Despite - or perhaps because of - this unusual engine mix, the Giulia has unexpectedly slipped into the role of the long-distance runner. Launched in 2016, it still has to last until 2026. Only then, as Alfa Romeo CEO Jean-Philippe Imparato has announced, will there be a successor. This is said to deliver up to 1000 hp and will definitely be fully electric. "We also tested the possibility of electrifying the current Giulia," reveals product expert Guzzafame: "Fully battery-electric is not realistic without destroying the agile character of the vehicle. And after studying our most important markets, plug-in hybrid technology was too inefficient for us.”

Since this spring, the Giulia has been enjoying a facelift that is not worth mentioning in terms of content. The Giulia Quadrifoglio is a little different. Here, too, there was not much intervention in the design, the equipment or the technical concept. Hardly anyone will perceive the car as "new" unless they are a hardcore fan who can recite all the product details inside out. But in keeping with the best motorsport philosophy, here too it is a list of little things that make the car better, in this specific case more aggressive. The increase in output of the V6 biturbo engine by ten to 520 hp is part of this. The speed-dependent alignment of the front splitter is one of those details that you don't immediately notice in everyday use. The situation is completely different with the new mechanical locking differential. Of course, in the heavy traffic on the Brennero there is no sign of it. But alas, Giulia Quadrifoglio is let off the leash – maybe even on the racetrack.

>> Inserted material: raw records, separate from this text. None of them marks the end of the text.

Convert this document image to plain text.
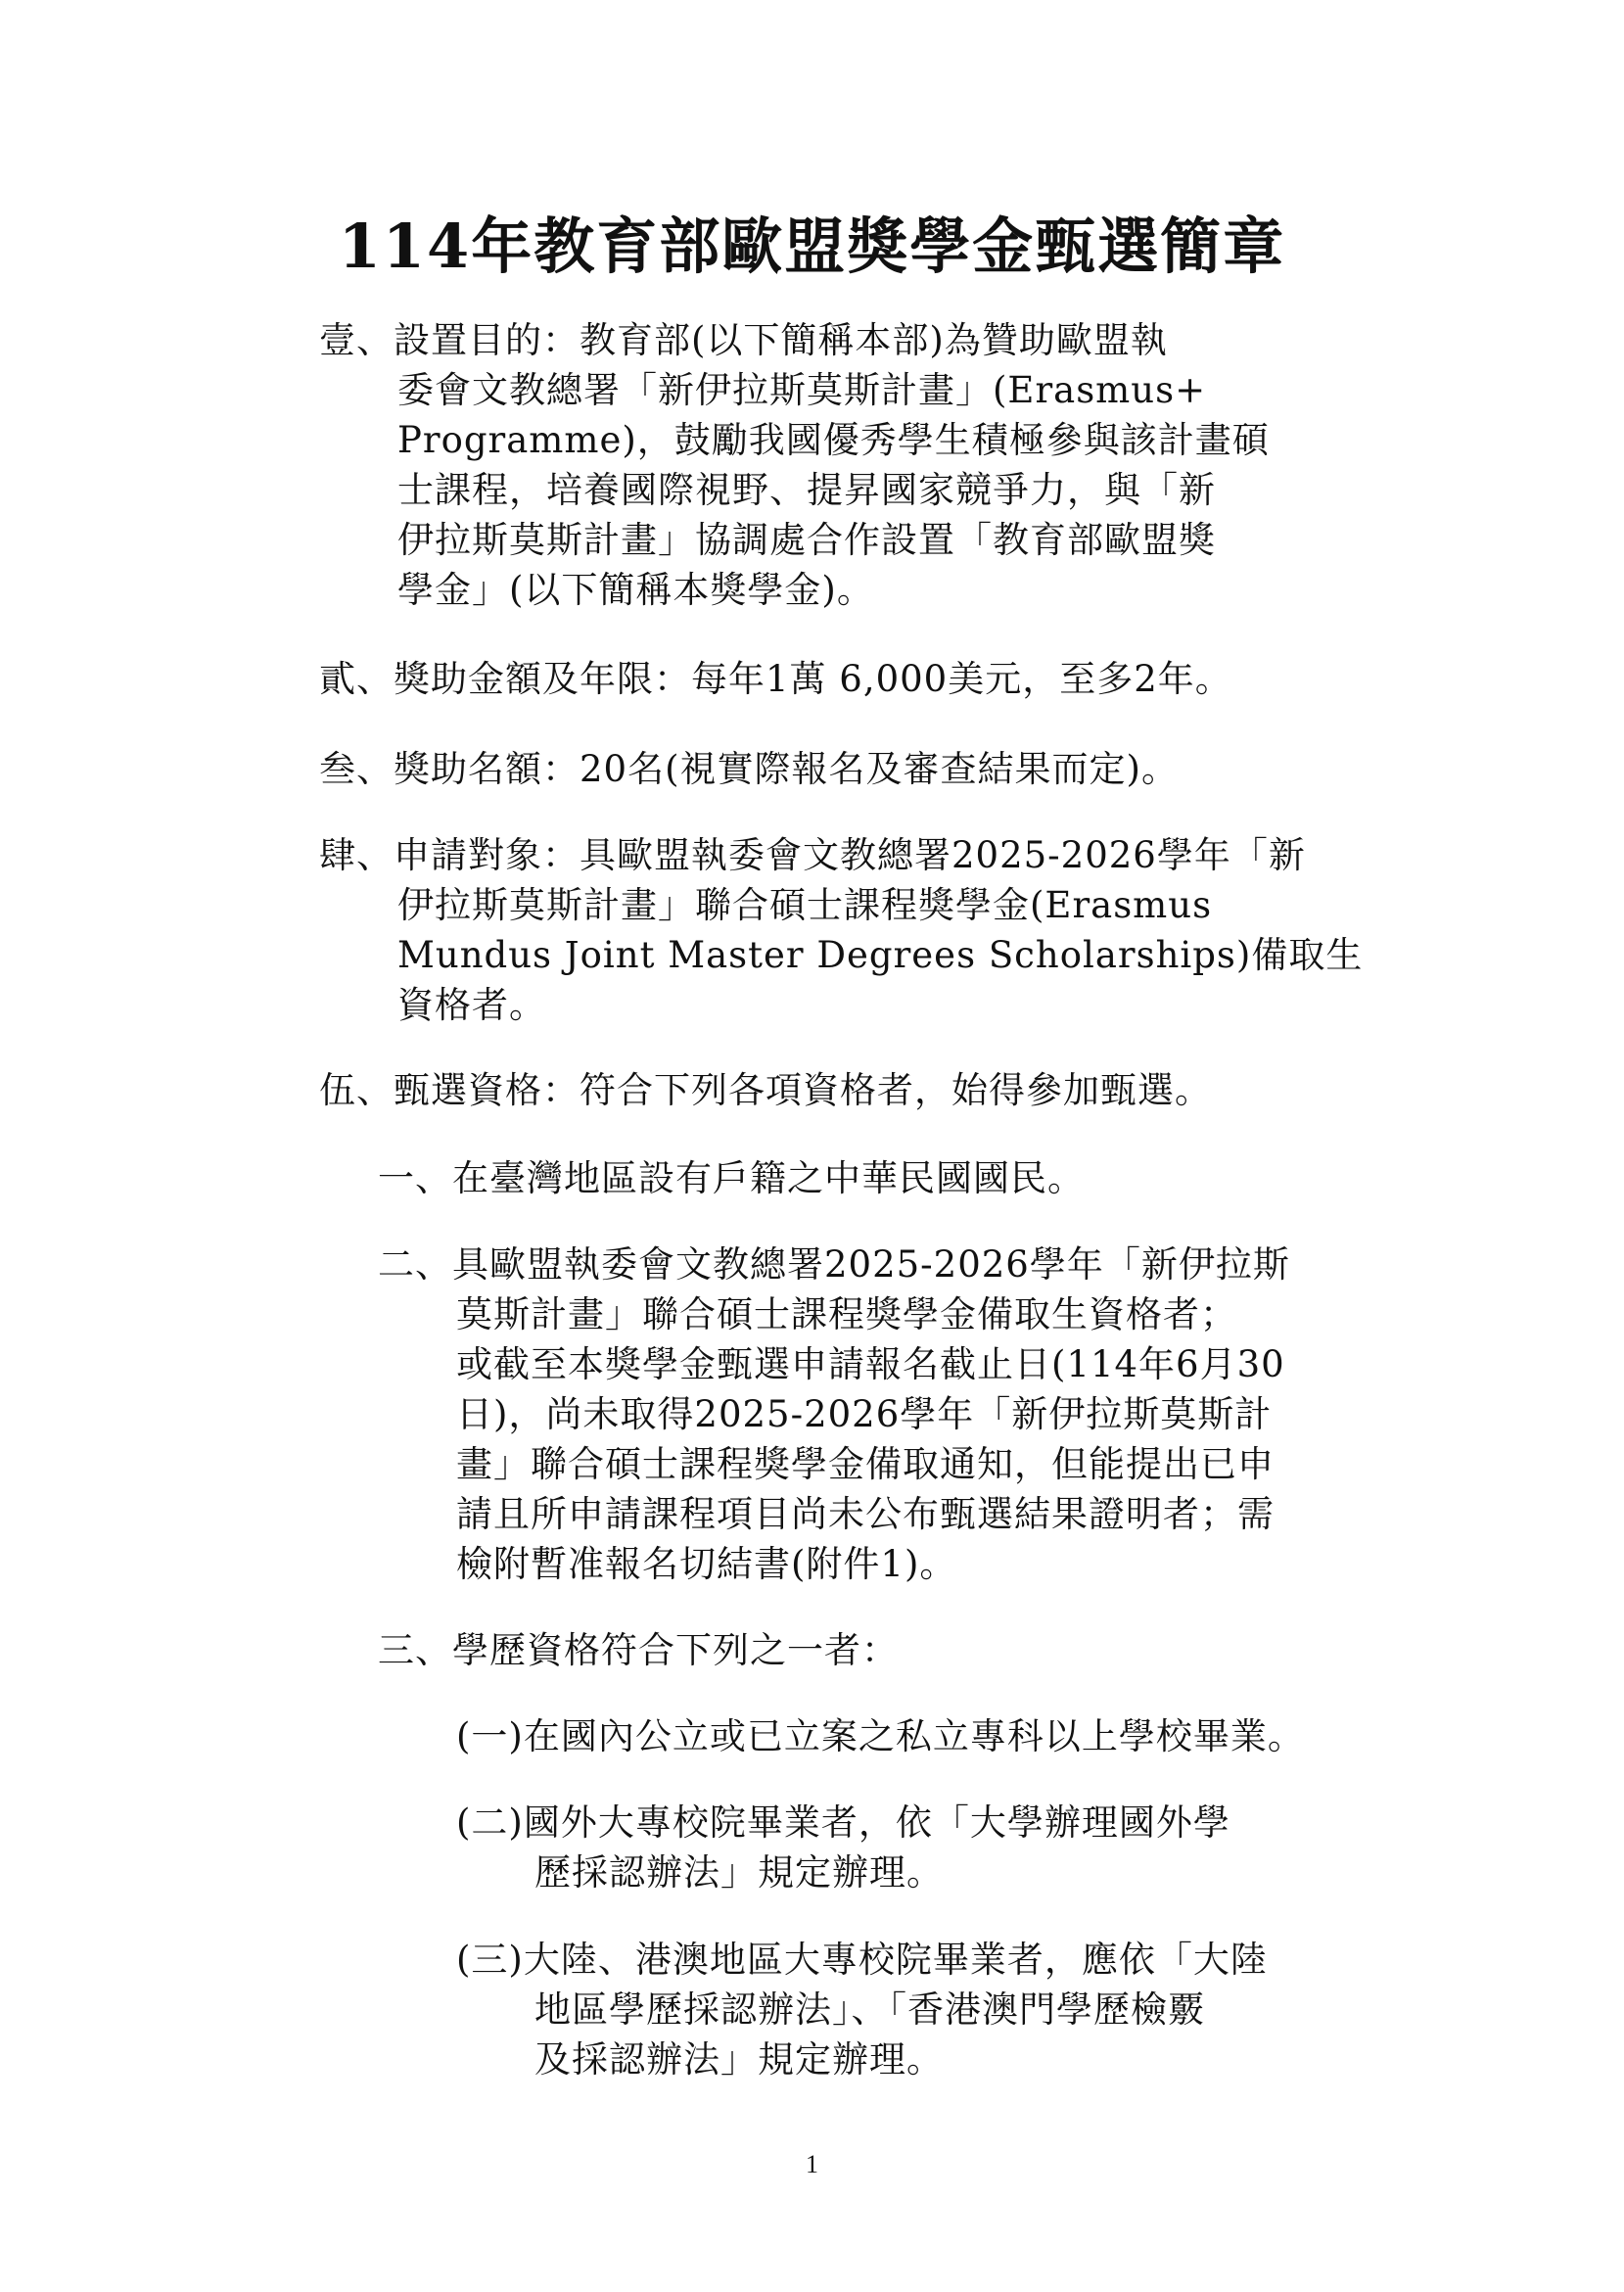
114年教育部歐盟獎學金甄選簡章
壹、設置目的：教育部(以下簡稱本部)為贊助歐盟執
委會文教總署「新伊拉斯莫斯計畫」(Erasmus+
Programme)，鼓勵我國優秀學生積極參與該計畫碩
士課程，培養國際視野、提昇國家競爭力，與「新
伊拉斯莫斯計畫」協調處合作設置「教育部歐盟獎
學金」(以下簡稱本獎學金)。
貳、獎助金額及年限：每年1萬 6,000美元，至多2年。
叁、獎助名額：20名(視實際報名及審查結果而定)。
肆、申請對象：具歐盟執委會文教總署2025-2026學年「新
伊拉斯莫斯計畫」聯合碩士課程獎學金(Erasmus
Mundus Joint Master Degrees Scholarships)備取生
資格者。
伍、甄選資格：符合下列各項資格者，始得參加甄選。
一、在臺灣地區設有戶籍之中華民國國民。
二、具歐盟執委會文教總署2025-2026學年「新伊拉斯
莫斯計畫」聯合碩士課程獎學金備取生資格者；
或截至本獎學金甄選申請報名截止日(114年6月30
日)，尚未取得2025-2026學年「新伊拉斯莫斯計
畫」聯合碩士課程獎學金備取通知，但能提出已申
請且所申請課程項目尚未公布甄選結果證明者；需
檢附暫准報名切結書(附件1)。
三、學歷資格符合下列之一者：
(一)在國內公立或已立案之私立專科以上學校畢業。
(二)國外大專校院畢業者，依「大學辦理國外學
歷採認辦法」規定辦理。
(三)大陸、港澳地區大專校院畢業者，應依「大陸
地區學歷採認辦法」、「香港澳門學歷檢覈
及採認辦法」規定辦理。
1
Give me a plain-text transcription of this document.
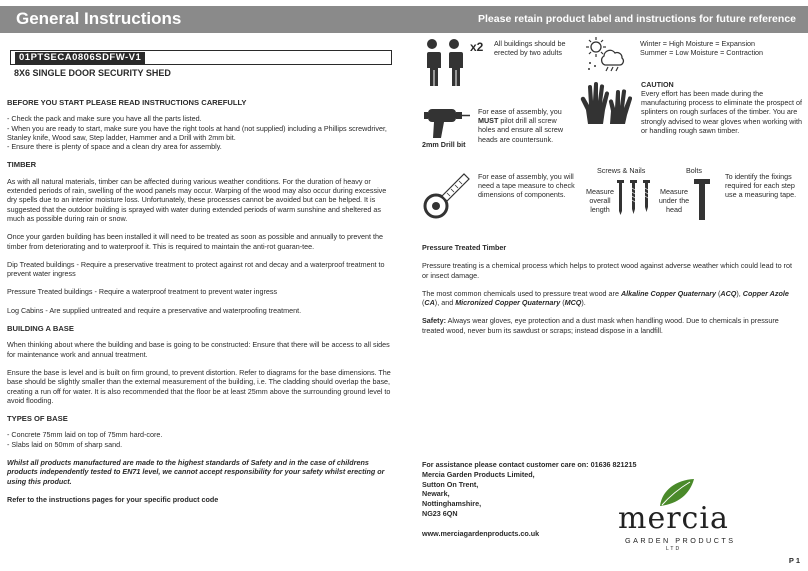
General Instructions	Please retain product label and instructions for future reference
01PTSECA0806SDFW-V1
8X6 SINGLE DOOR SECURITY SHED
BEFORE YOU START PLEASE READ INSTRUCTIONS CAREFULLY

- Check the pack and make sure you have all the parts listed.
- When you are ready to start, make sure you have the right tools at hand (not supplied) including a Phillips screwdriver, Stanley knife, Wood saw, Step ladder, Hammer and a Drill with 2mm bit.
- Ensure there is plenty of space and a clean dry area for assembly.

TIMBER

As with all natural materials, timber can be affected during various weather conditions. For the duration of heavy or extended periods of rain, swelling of the wood panels may occur. Warping of the wood may also occur during excessive dry spells due to an interior moisture loss. Unfortunately, these processes cannot be avoided but can be helped. It is suggested that the outdoor building is sprayed with water during extended periods of warm sunshine and sheltered as much as possible during rain or snow.

Once your garden building has been installed it will need to be treated as soon as possible and annually to prevent the timber from deteriorating and to waterproof it. This is required to maintain the anti-rot guaran-tee.

Dip Treated buildings - Require a preservative treatment to protect against rot and decay and a waterproof treatment to prevent water ingress

Pressure Treated buildings - Require a waterproof treatment to prevent water ingress

Log Cabins - Are supplied untreated and require a preservative and waterproofing treatment.

BUILDING A BASE

When thinking about where the building and base is going to be constructed: Ensure that there will be access to all sides for maintenance work and annual treatment.

Ensure the base is level and is built on firm ground, to prevent distortion. Refer to diagrams for the base dimensions. The base should be slightly smaller than the external measurement of the building, i.e. The cladding should overlap the base, creating a run off for water. It is also recommended that the floor be at least 25mm above the surrounding ground level to avoid flooding.

TYPES OF BASE

- Concrete 75mm laid on top of 75mm hard-core.
- Slabs laid on 50mm of sharp sand.

Whilst all products manufactured are made to the highest standards of Safety and in the case of childrens products independently tested to EN71 level, we cannot accept responsibility for your safety whilst erecting or using this product.

Refer to the instructions pages for your specific product code

x2 All buildings should be erected by two adults
Winter = High Moisture = Expansion
Summer = Low Moisture = Contraction
CAUTION
Every effort has been made during the manufacturing process to eliminate the prospect of splinters on rough surfaces of the timber. You are strongly advised to wear gloves when working with or handling rough sawn timber.
2mm Drill bit
For ease of assembly, you MUST pilot drill all screw holes and ensure all screw heads are countersunk.
For ease of assembly, you will need a tape measure to check dimensions of components.
Screws & Nails	Bolts
Measure overall length
Measure under the head
To identify the fixings required for each step use a measuring tape.
Pressure Treated Timber

Pressure treating is a chemical process which helps to protect wood against adverse weather which could lead to rot or insect damage.

The most common chemicals used to pressure treat wood are Alkaline Copper Quaternary (ACQ), Copper Azole (CA), and Micronized Copper Quaternary (MCQ).

Safety: Always wear gloves, eye protection and a dust mask when handling wood. Due to chemicals in pressure treated wood, never burn its sawdust or scraps; instead dispose in a landfill.

For assistance please contact customer care on: 01636 821215
Mercia Garden Products Limited,
Sutton On Trent,
Newark,
Nottinghamshire,
NG23 6QN
www.merciagardenproducts.co.uk	mercia
GARDEN PRODUCTS
LTD
P 1
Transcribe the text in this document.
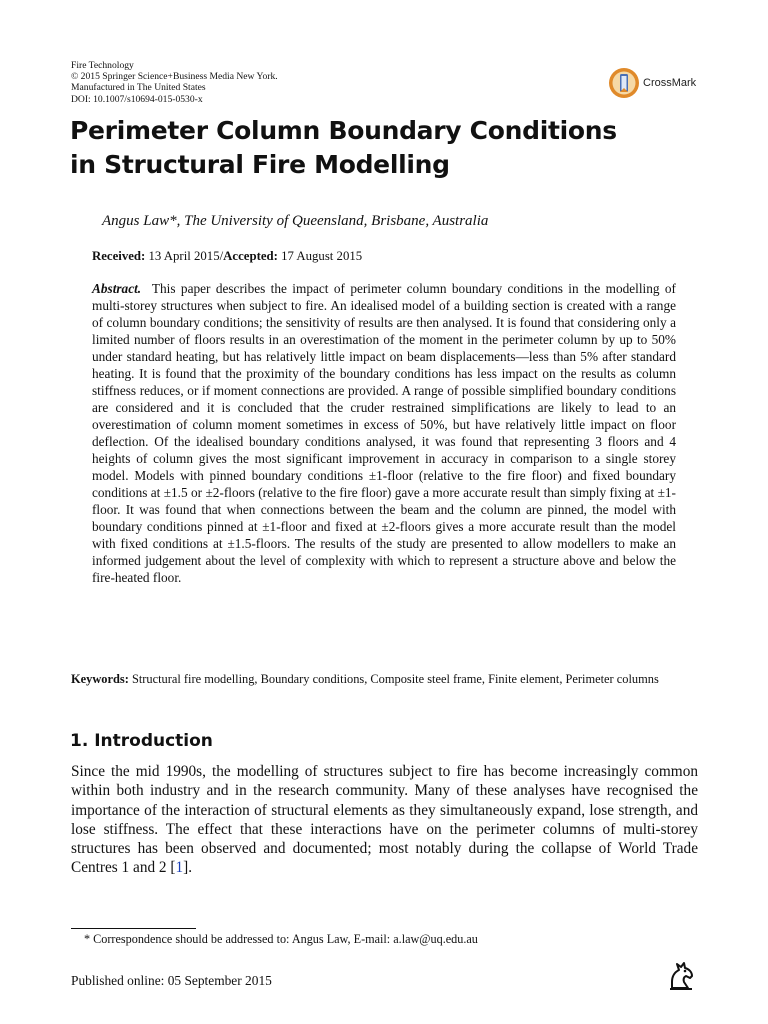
Fire Technology
© 2015 Springer Science+Business Media New York.
Manufactured in The United States
DOI: 10.1007/s10694-015-0530-x
CrossMark
Perimeter Column Boundary Conditions
in Structural Fire Modelling
Angus Law*, The University of Queensland, Brisbane, Australia
Received: 13 April 2015/Accepted: 17 August 2015
Abstract. This paper describes the impact of perimeter column boundary conditions in the modelling of multi-storey structures when subject to fire. An idealised model of a building section is created with a range of column boundary conditions; the sensitivity of results are then analysed. It is found that considering only a limited number of floors results in an overestimation of the moment in the perimeter column by up to 50% under standard heating, but has relatively little impact on beam displacements—less than 5% after standard heating. It is found that the proximity of the boundary conditions has less impact on the results as column stiffness reduces, or if moment connections are provided. A range of possible simplified boundary conditions are considered and it is concluded that the cruder restrained simplifications are likely to lead to an overestimation of column moment sometimes in excess of 50%, but have relatively little impact on floor deflection. Of the idealised boundary conditions analysed, it was found that representing 3 floors and 4 heights of column gives the most significant improvement in accuracy in comparison to a single storey model. Models with pinned boundary conditions ±1-floor (relative to the fire floor) and fixed boundary conditions at ±1.5 or ±2-floors (relative to the fire floor) gave a more accurate result than simply fixing at ±1-floor. It was found that when connections between the beam and the column are pinned, the model with boundary conditions pinned at ±1-floor and fixed at ±2-floors gives a more accurate result than the model with fixed conditions at ±1.5-floors. The results of the study are presented to allow modellers to make an informed judgement about the level of complexity with which to represent a structure above and below the fire-heated floor.
Keywords: Structural fire modelling, Boundary conditions, Composite steel frame, Finite element, Perimeter columns
1. Introduction
Since the mid 1990s, the modelling of structures subject to fire has become increasingly common within both industry and in the research community. Many of these analyses have recognised the importance of the interaction of structural elements as they simultaneously expand, lose strength, and lose stiffness. The effect that these interactions have on the perimeter columns of multi-storey structures has been observed and documented; most notably during the collapse of World Trade Centres 1 and 2 [1].
* Correspondence should be addressed to: Angus Law, E-mail: a.law@uq.edu.au
Published online: 05 September 2015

The electronically controlled lock works extremely precisely and gives the rear-wheel drive sedan incredibly high traction. The differential lock provides additional grip when changing direction quickly, but especially when accelerating out of tight bends. Meanwhile, the motor control does not act as a spoilsport and reduces performance. The combination of both systems thus allows a certain degree of slip at the wheels, which allows a sensible degree of oversteer. This is fun for the driver, gives him security and makes the car incredibly agile. The maximum is achieved if you have switched to race mode beforehand - which should not be done on public roads due to the deactivation of numerous assistance systems. But even in dynamic mode, the Alfa is extremely light-footed thanks to the differential lock.

As much energy has gone into the drive setup and the new chassis tuning, so little has happened elsewhere: the size and placement of the central display is still from yesterday, as are the driver assistance systems. After all, the fittings cluster is fully digital and can be customized in many ways. The priorities at Alfa Romeo are obviously elsewhere: performance, handling and power-to-weight ratio. And in this respect, the Giulia Quadrifoglio is pleasingly classic: the 520 hp V6 sedan and the driver weigh 1,735 kilograms. In today's world a really respectable value.